Oregon artist Angela Haseltine Pozzi was disturbed by the large amounts of plastic that littered the Pacific coast as she walked along its beaches. She felt compelled to act and the result is "Washed Ashore," an exhibition featuring larger-than-life, garbage-to-art sculptures of marine life created from plastic debris.
Ten sculptures from the 17-piece "Washed Ashore" collection will be on display at Reiman Gardens April 29 through Oct. 31. Some of the pieces chosen for this exhibition -- the first at a public garden -- include Blue Marlin, Large Jellyfish, American Sea Star and Trigger Fish. Two sculptures will reside inside the gardens' facility, while the rest will dot the outdoor landscape. Many of the pieces exceed 10 feet in height and length.
"We are always trying to do new and innovative things at Reiman Gardens, which is why we reached out to 'Washed Ashore' about hosting their exhibit," said Maria Teply, communications coordinator at Reiman Gardens.
Reiman Gardens is planning several educational programs in conjunction with the exhibit to help individuals understand the plastic pollution problem in the United States. A few of those workshops, all at Reiman Gardens, are listed below. Additional events are online.
- Treasure from Trash drop-in, April 29 (10 a.m.-noon). All are invited to make mini sculptures from trash. Bring clean, dry plastic trash for use in the artwork. Extra materials, tools and assistance will be provided. An adult must accompany all youth.
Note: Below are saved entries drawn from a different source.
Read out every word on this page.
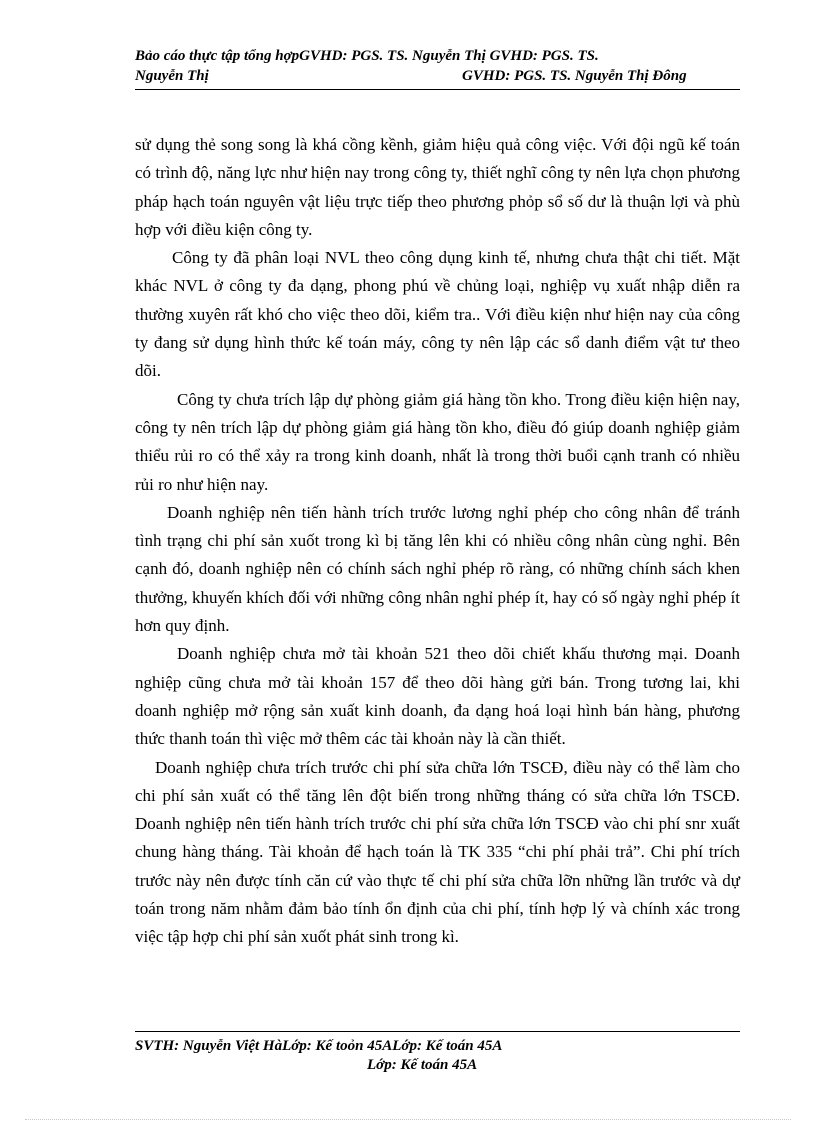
Bảo cáo thực tập tổng hợpGVHD: PGS. TS. Nguyễn Thị GVHD: PGS. TS.
Nguyễn Thị	GVHD: PGS. TS. Nguyễn Thị Đông

sử dụng thẻ song song là khá cồng kềnh, giảm hiệu quả công việc. Với đội ngũ kế toán có trình độ, năng lực như hiện nay trong công ty, thiết nghĩ công ty nên lựa chọn phương pháp hạch toán nguyên vật liệu trực tiếp theo phương phỏp sổ số dư là thuận lợi và phù hợp với điều kiện công ty.

Công ty đã phân loại NVL theo công dụng kinh tế, nhưng chưa thật chi tiết. Mặt khác NVL ở công ty đa dạng, phong phú về chủng loại, nghiệp vụ xuất nhập diễn ra thường xuyên rất khó cho việc theo dõi, kiểm tra.. Với điều kiện như hiện nay của công ty đang sử dụng hình thức kế toán máy, công ty nên lập các sổ danh điểm vật tư theo dõi.

Công ty chưa trích lập dự phòng giảm giá hàng tồn kho. Trong điều kiện hiện nay, công ty nên trích lập dự phòng giảm giá hàng tồn kho, điều đó giúp doanh nghiệp giảm thiểu rủi ro có thể xảy ra trong kinh doanh, nhất là trong thời buổi cạnh tranh có nhiều rủi ro như hiện nay.

Doanh nghiệp nên tiến hành trích trước lương nghỉ phép cho công nhân để tránh tình trạng chi phí sản xuốt trong kì bị tăng lên khi có nhiều công nhân cùng nghỉ. Bên cạnh đó, doanh nghiệp nên có chính sách nghỉ phép rõ ràng, có những chính sách khen thưởng, khuyến khích đối với những công nhân nghỉ phép ít, hay có số ngày nghỉ phép ít hơn quy định.

Doanh nghiệp chưa mở tài khoản 521 theo dõi chiết khấu thương mại. Doanh nghiệp cũng chưa mở tài khoản 157 để theo dõi hàng gửi bán. Trong tương lai, khi doanh nghiệp mở rộng sản xuất kinh doanh, đa dạng hoá loại hình bán hàng, phương thức thanh toán thì việc mở thêm các tài khoản này là cần thiết.

Doanh nghiệp chưa trích trước chi phí sửa chữa lớn TSCĐ, điều này có thể làm cho chi phí sản xuất có thể tăng lên đột biến trong những tháng có sửa chữa lớn TSCĐ. Doanh nghiệp nên tiến hành trích trước chi phí sửa chữa lớn TSCĐ vào chi phí snr xuất chung hàng tháng. Tài khoản để hạch toán là TK 335 “chi phí phải trả”. Chi phí trích trước này nên được tính căn cứ vào thực tế chi phí sửa chữa lỡn những lần trước và dự toán trong năm nhằm đảm bảo tính ổn định của chi phí, tính hợp lý và chính xác trong việc tập hợp chi phí sản xuốt phát sinh trong kì.

SVTH: Nguyễn Việt HàLớp: Kế toỏn 45ALớp: Kế toán 45A
Lớp: Kế toán 45A
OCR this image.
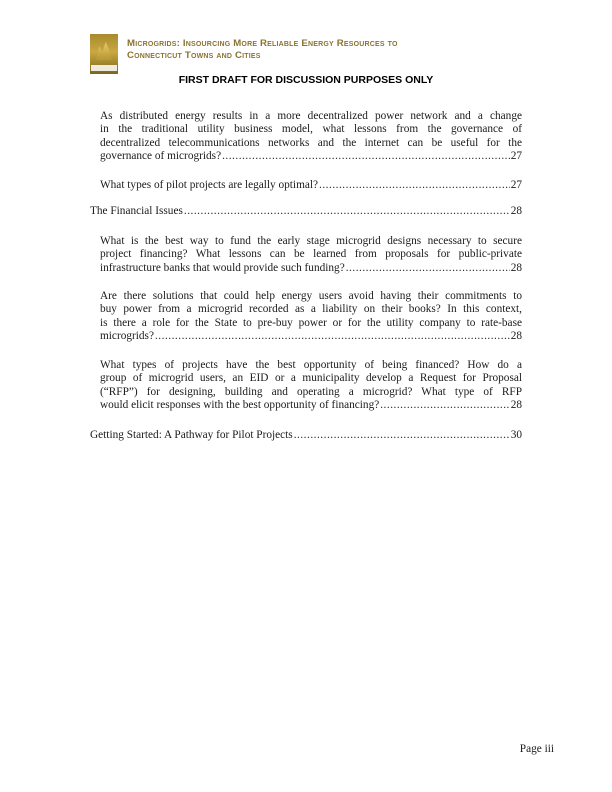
Microgrids: Insourcing More Reliable Energy Resources to
Connecticut Towns and Cities
FIRST DRAFT FOR DISCUSSION PURPOSES ONLY
As distributed energy results in a more decentralized power network and a change
in the traditional utility business model, what lessons from the governance of
decentralized telecommunications networks and the internet can be useful for the
governance of microgrids? .....	27
What types of pilot projects are legally optimal? .....	27
The Financial Issues .....	28
What is the best way to fund the early stage microgrid designs necessary to secure
project financing? What lessons can be learned from proposals for public-private
infrastructure banks that would provide such funding? .....	28
Are there solutions that could help energy users avoid having their commitments to
buy power from a microgrid recorded as a liability on their books? In this context,
is there a role for the State to pre-buy power or for the utility company to rate-base
microgrids? .....	28
What types of projects have the best opportunity of being financed? How do a
group of microgrid users, an EID or a municipality develop a Request for Proposal
(“RFP”) for designing, building and operating a microgrid? What type of RFP
would elicit responses with the best opportunity of financing? .....	28
Getting Started: A Pathway for Pilot Projects .....	30
Page iii
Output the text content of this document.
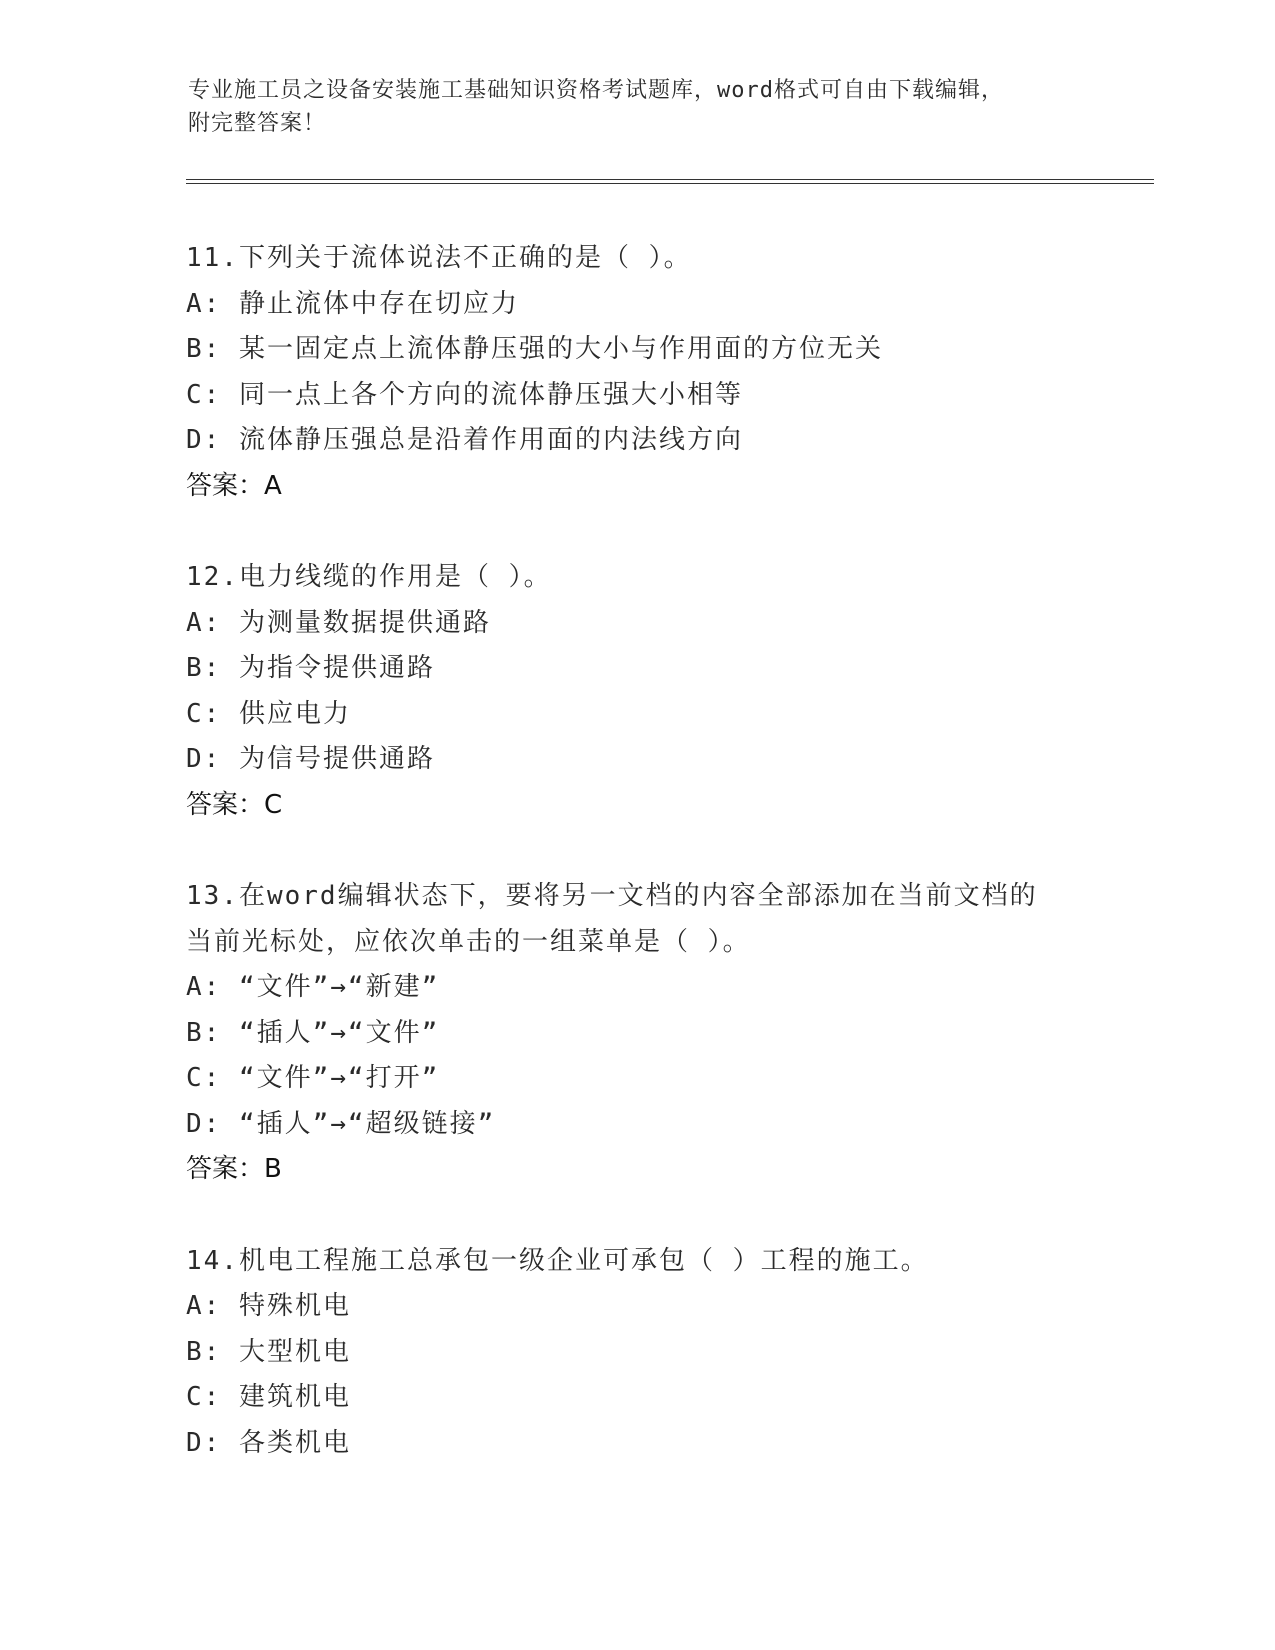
专业施工员之设备安装施工基础知识资格考试题库，word格式可自由下载编辑，
附完整答案！
11.下列关于流体说法不正确的是（ ）。
A: 静止流体中存在切应力
B: 某一固定点上流体静压强的大小与作用面的方位无关
C: 同一点上各个方向的流体静压强大小相等
D: 流体静压强总是沿着作用面的内法线方向
答案：A
12.电力线缆的作用是（ ）。
A: 为测量数据提供通路
B: 为指令提供通路
C: 供应电力
D: 为信号提供通路
答案：C
13.在word编辑状态下，要将另一文档的内容全部添加在当前文档的
当前光标处，应依次单击的一组菜单是（ ）。
A: “文件”→“新建”
B: “插人”→“文件”
C: “文件”→“打开”
D: “插人”→“超级链接”
答案：B
14.机电工程施工总承包一级企业可承包（ ）工程的施工。
A: 特殊机电
B: 大型机电
C: 建筑机电
D: 各类机电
Cost is price of admission (free for members, ISU students).
- Ground to Ground: Reducing Waste, May 15 (6-8 p.m.). Learn how to cut down on kitchen and household waste with certified master herbalist Gayle Curtis. Also, sample a zero-waste salad, discover how to regrow food from scraps, and learn about preserving and composting. Registration with prepayment is required by May 11. Cost is $20 ($16 for members, $13.60 for ISU students)
- Water from the Ground Up, May 20 (10 a.m.-noon). Join Morrill Professor of geological and atmospheric sciences Cinzia Cervato to learn where the water we drink comes from, how the ground "stores" water and how it's retrieved, and how daily activities -- like mowing the lawn or riding in a car -- affect water. Recommended for children ages 8 to 16. Preregistration and prepayment is required by May 18. Cost is $12.50 ($10 for members, $8 for ISU students).
Admission to Reiman Gardens is $8 ($4 for kids ages 4 to 17; free for kids 3 and under).